Pierce Brosnan commented on the plot of The World Is Not Enough, a scheme to increase oil prices by triggering a nuclear meltdown: “People always thought that, now that the Cold War was over, Bond was over, but Bond is such a traditional universal hero that enemies can be found anywhere on the globe for his organization, MI6, to fight against. In this movie you have the topic of this resource of oil for the planet, and where it takes place globally; there’s three borders there, and it’s about how those borders interact and who’s going to win for this pipeline.  It’s about greed and corporations and the families that come together for power.  So when the Bond movies get it right, they make for a wonderful evening’s entertainment with an issue which is topical of our time right now.”

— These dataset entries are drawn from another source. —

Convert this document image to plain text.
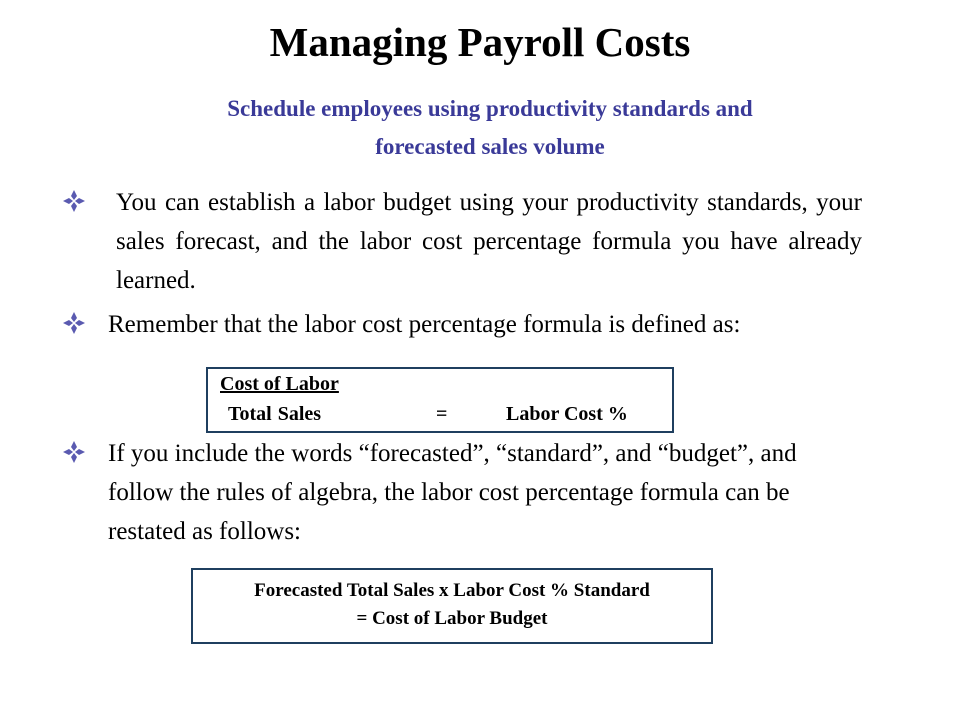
Managing Payroll Costs
Schedule employees using productivity standards and
forecasted sales volume
You can establish a labor budget using your productivity standards, your sales forecast, and the labor cost percentage formula you have already learned.
Remember that the labor cost percentage formula is defined as:
Cost of Labor
Total Sales	=	Labor Cost %
If you include the words “forecasted”, “standard”, and “budget”, and follow the rules of algebra, the labor cost percentage formula can be restated as follows:
Forecasted Total Sales x Labor Cost % Standard
= Cost of Labor Budget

But he remained mostly optimistic for the future of the world, despite the threat of environmental disaster: “Some days very pessimistic, having traveled, but most days I am optimistic because, unless you have wishes and dreams for a better planet, you may as well close the door, pull the covers over your head and forget about it. And that’s not something I want to do, because I have children. We have issues with the environment now which are devastating, and if we do not pay attention to that, we will be leaving this planet for our children and our children’s children a very sad state. But this generation now is more aware of what their forefathers have done, and the positive aspects of the media are far reaching and beneficial to the world at large, so you can use it, if you use it correctly, to your benefit.  Whether it be something like Laguna San Ignacio in Baja, California, Mexico where Mitsubishi wants to go in, wipe it out and make it into a salt mine for no reason, and stop the breeding ground of these wonderful whales going there.  Or the cutting down of certain forests and plants that could be beneficial to healing people with cancer, because both are inter-related, the environment and these diseases.  All of this has come to me in a part of my life when one thing was dying and something else was happening, a new beginning. So there’s no getting away from it for me now, I will speak up on healthcare or support any issue that concerns that within the best of my abilities and time and likewise on environmental causes.”